Hani tidak memperhatikan reaksi Dimas, tapi dia memandang Reynald yang tiba-tiba muncul dengan alis yang sedikit terangkat.
Apa maksudnya melakukan ini?
Reynald ditatap oleh mata gelap itu, dan ekspresi wajahnya tiba-tiba menjadi sangat kaku. Tanpa kata, dia menyeret kursi Hani ke bangkunya, dan kemudian membawakan kursinya sendiri ke Hani.
Itu belum berakhir, di bawah tatapan tercengang semua teman sekelas, Reynald mengulurkan tangannya lagi dan mengeluarkan bangkai tikus mati dari laci Hani.
Setelah melihat bangkai tikus itu, beberapa gadis di kelas berteriak dengan jijik.
Reynald membuang tikus mati itu tanpa ekspresi, lalu menggunakan lampu ponselnya untuk menerangi laci dan memastikan tidak ada apa-apa di dalamnya.
Kemudian dia berbicara pada Hani dengan tenang, "Duduklah." Dia tidak berani menatap mata Hani. Dia kembali ke bangkunya, melepas jaketnya untuk menutupi lem di kursinya dan kemudian duduk.
Hani sama sekali tidak bisa berkata apa-apa saat melihat itu semua.
Tidak hanya Hani, seluruh kelas juga diam, dan semua orang tampak bingung dengan tingkah laku Reynald.

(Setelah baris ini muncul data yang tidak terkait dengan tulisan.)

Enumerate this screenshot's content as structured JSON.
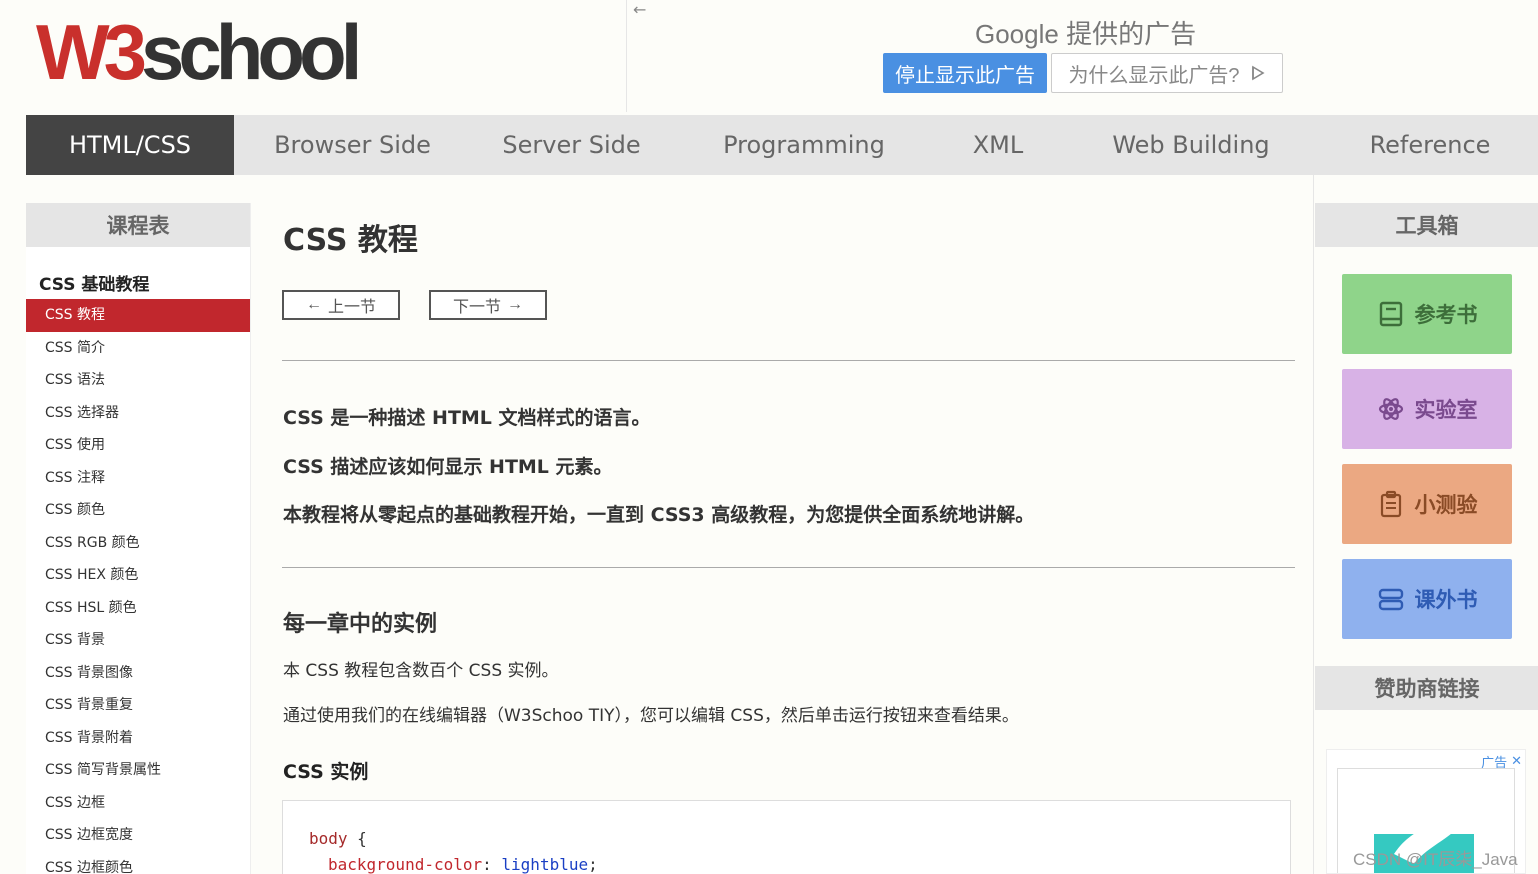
{
  "header": {
    "logo_w3": "W3",
    "logo_school": "school",
    "ad_back": "←",
    "google_label": "Google 提供的广告",
    "ad_stop": "停止显示此广告",
    "ad_why": "为什么显示此广告?"
  },
  "nav": {
    "items": [
      {
        "label": "HTML/CSS",
        "active": true
      },
      {
        "label": "Browser Side"
      },
      {
        "label": "Server Side"
      },
      {
        "label": "Programming"
      },
      {
        "label": "XML"
      },
      {
        "label": "Web Building"
      },
      {
        "label": "Reference"
      }
    ]
  },
  "left_sidebar": {
    "title": "课程表",
    "group_title": "CSS 基础教程",
    "items": [
      "CSS 教程",
      "CSS 简介",
      "CSS 语法",
      "CSS 选择器",
      "CSS 使用",
      "CSS 注释",
      "CSS 颜色",
      "CSS RGB 颜色",
      "CSS HEX 颜色",
      "CSS HSL 颜色",
      "CSS 背景",
      "CSS 背景图像",
      "CSS 背景重复",
      "CSS 背景附着",
      "CSS 简写背景属性",
      "CSS 边框",
      "CSS 边框宽度",
      "CSS 边框颜色"
    ],
    "active_index": 0
  },
  "main": {
    "title": "CSS 教程",
    "prev": "上一节",
    "next": "下一节",
    "lead1": "CSS 是一种描述 HTML 文档样式的语言。",
    "lead2": "CSS 描述应该如何显示 HTML 元素。",
    "lead3": "本教程将从零起点的基础教程开始，一直到 CSS3 高级教程，为您提供全面系统地讲解。",
    "section_title": "每一章中的实例",
    "para1": "本 CSS 教程包含数百个 CSS 实例。",
    "para2": "通过使用我们的在线编辑器（W3Schoo TIY），您可以编辑 CSS，然后单击运行按钮来查看结果。",
    "example_title": "CSS 实例",
    "code": {
      "selector": "body",
      "open_brace": "{",
      "prop": "background-color",
      "colon": ":",
      "value": "lightblue",
      "semicolon": ";"
    }
  },
  "right_sidebar": {
    "title": "工具箱",
    "tools": {
      "ref": "参考书",
      "lab": "实验室",
      "quiz": "小测验",
      "book": "课外书"
    },
    "sponsor_title": "赞助商链接",
    "ad_tag": "广告"
  },
  "watermark": "CSDN @IT辰柒_Java",
  "colors": {
    "brand_red": "#c1272d",
    "nav_active": "#444444",
    "ad_blue": "#4a90e2"
  }
}
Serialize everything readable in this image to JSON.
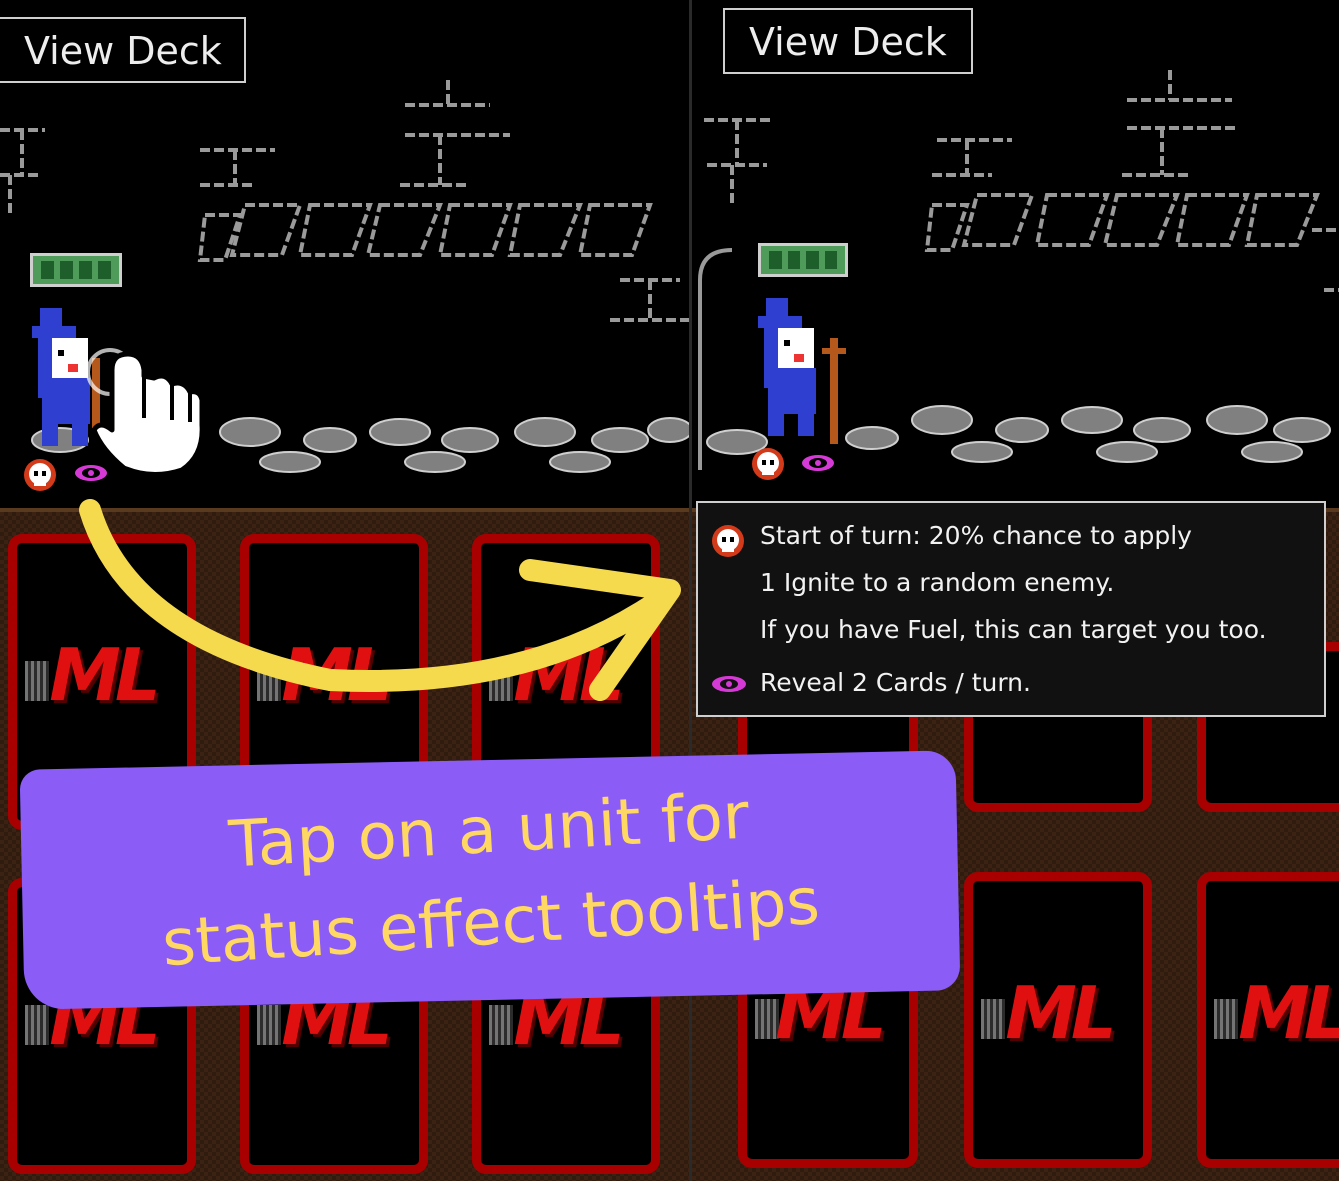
{
  "left_panel": {
    "view_deck_label": "View Deck",
    "unit": {
      "name": "wizard",
      "health_segments": 4
    },
    "status_icons": [
      "skull-flame-icon",
      "eye-icon"
    ],
    "cards": [
      {
        "logo": "ML"
      },
      {
        "logo": "ML"
      },
      {
        "logo": "ML"
      },
      {
        "logo": "ML"
      },
      {
        "logo": "ML"
      },
      {
        "logo": "ML"
      }
    ]
  },
  "right_panel": {
    "view_deck_label": "View Deck",
    "unit": {
      "name": "wizard",
      "health_segments": 4
    },
    "status_icons": [
      "skull-flame-icon",
      "eye-icon"
    ],
    "tooltip": {
      "lines": [
        "Start of turn: 20% chance to apply",
        "1 Ignite to a random enemy.",
        "If you have Fuel, this can target you too.",
        "Reveal 2 Cards / turn."
      ]
    },
    "cards": [
      {
        "logo": "ML"
      },
      {
        "logo": "ML"
      },
      {
        "logo": "ML"
      }
    ]
  },
  "annotation": {
    "line1": "Tap on a unit for",
    "line2": "status effect tooltips"
  },
  "colors": {
    "card_border": "#a80000",
    "logo": "#e01010",
    "banner": "#8b5cf6",
    "banner_text": "#ffd863",
    "arrow": "#f6da4e",
    "health": "#4e9b5a",
    "eye": "#d63ad6"
  }
}
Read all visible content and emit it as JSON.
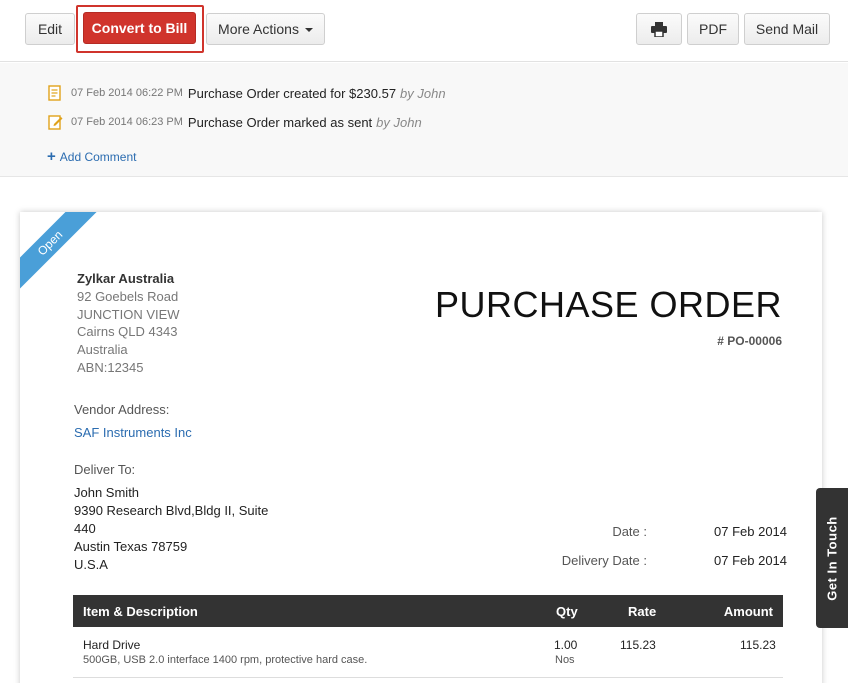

Ini kesialan di pagi hari!
Ini ... apa artinya ini?
Kenapa Reynald membantu Hani?
Salah satu orang yang paling bingung adalah Emma. Wajahnya yang halus dan cantik menatap Reynald dengan marah. Dia sama sekali tidak bisa mempercayainya.
"Kak Rey, apa yang terajdi? Bukankah kamu bilang kalau kamu akan memberi pelajaran pada gadis jelek itu hari ini?" Salah satu teman sekamar Reynald berbisik dan agak bingung.
Reynald tampak sedikit tidak sabaran, "Diam! Aku akan melakukan sesuatu, apa aku perlu menjelaskannya padamu?"
"Uh…" teman sebangkunya itu terdiam.